Setiap tahun saya rutin melakukan retret selama 8 hari. Jadi, andaikan mulainya tanggal 21 Februari, selesainya tanggal 28 Februari; itu kalau ada tanggal 28-nya. Saya menyebutnya sebagai octiduum. Tempat retret saya selama 30 tahun terakhir ini hampir selalu berpindah-pindah. Eh sori, yang berpindah-pindah saya, bukan tempat retretnya [coba koreksi kalimatnya, Rom!]. Akan tetapi, tidak (akan) pernah saya retret di AKMIL, dan sebaiknya Anda tidak memaksa saya retret di AKMIL karena itu sudah membuyarkan dengan sendirinya substansi octiduum yang saya lakukan setiap tahun. Kalau Anda mau paksa menteri dan kepala daerah sih, suka-suka yang kuasa aja.

Octiduum yang saya jalankan tidak pernah dimaksudkan untuk menyokong status quo hidup saya, sebaliknya, diharapkan menghancurkan tendensi status quo saya. Apakah setelah octiduum itu tendensi status quo saya hancur? Ya ga juga sih, tapi sekurang-kurangnya selama octiduum itu saya menyadari di mana tendensi status quo saya dan sesudahnya saya bergumul juga dengan tendensi itu supaya kerja saya semakin dimurnikan sebagai jalan pengabdian kepada orang lain alih-alih pengakuan dari orang lain. Kalau tidak, saya ada dalam bahaya garis keras penyokong status quo kekuasaan.
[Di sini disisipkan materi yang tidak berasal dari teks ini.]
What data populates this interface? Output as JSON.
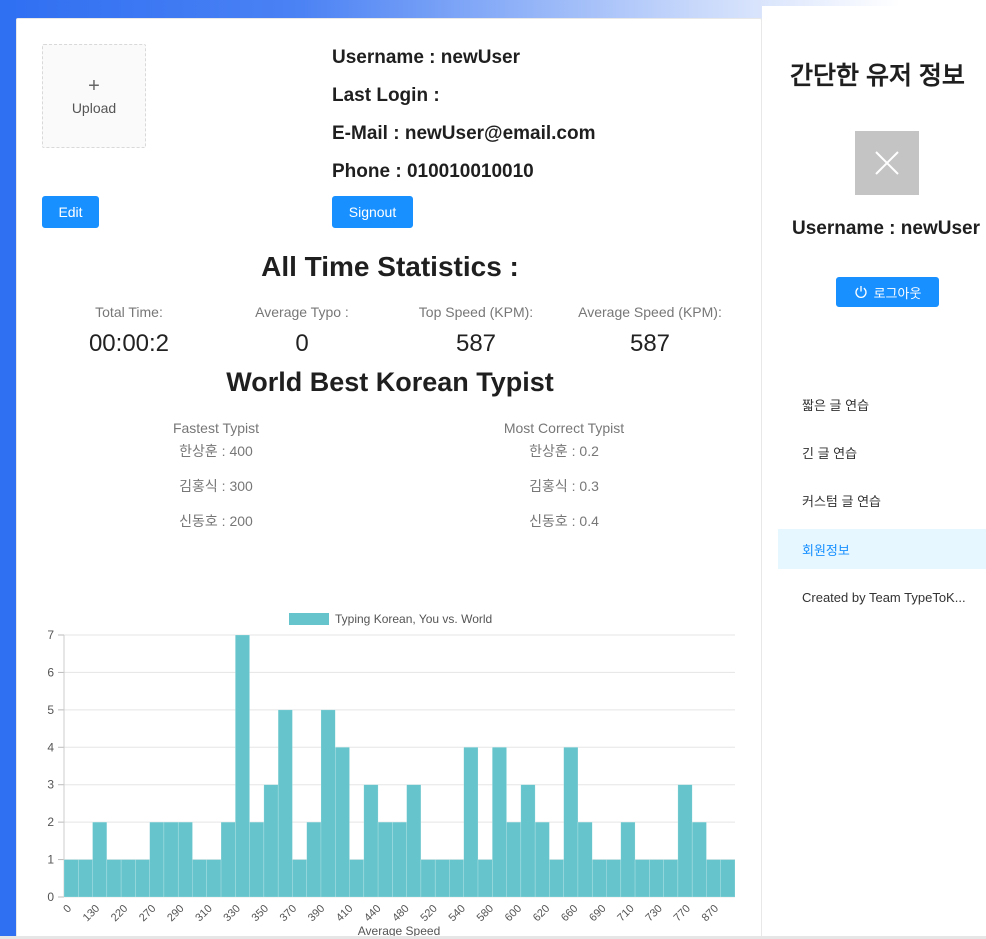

Teks bacaan utama hari ini sudah lama jadi bahan perpecahan Gereja Katolik dan Protestan karena dulu Katolik memakai pengakuan Petrus ini sebagai dasar berdirinya Gereja dengan klaim bahwa posisi Petrus itu diteruskan oleh pengganti-penggantinya dalam garis kepausan yang sekarang ini sudah terbilang sampai ke-266. Ini jelas disangkal oleh Protestan. Akan tetapi, sekarang ini tampaknya sudah ada saling pemahaman bahwa teks ini menunjukkan bahwa Yesuslah yang menginisiasi Gereja dengan dasar sosok Petrus dan, dengan demikian, posisi Petrus ini unik dan tak terulang lagi bahkan oleh mereka yang diklaim sebagai penerusnya.

Status quo akan melawan pemahaman seperti itu, baik dengan menekankan peran Paulus sebagai pendiri kekristenan maupun keukeuh pada pernyataan iman Petrus yang kemudian dilekatkan pada institusi Gereja Katolik. Keduanya ada dalam bahaya melengserkan Yesus Kristus, yang ironisnya disebut sebagai pendiri Gereja. Kalau sudah sampai di sini, siapa pun bisa keblinger dan institusi menjadi penindas karya Roh entah dengan dalih efisiensi atau privasi. Di situ mengintailah sisi gelap hirarki, yang tidak punya jalan selain memberi instruksi.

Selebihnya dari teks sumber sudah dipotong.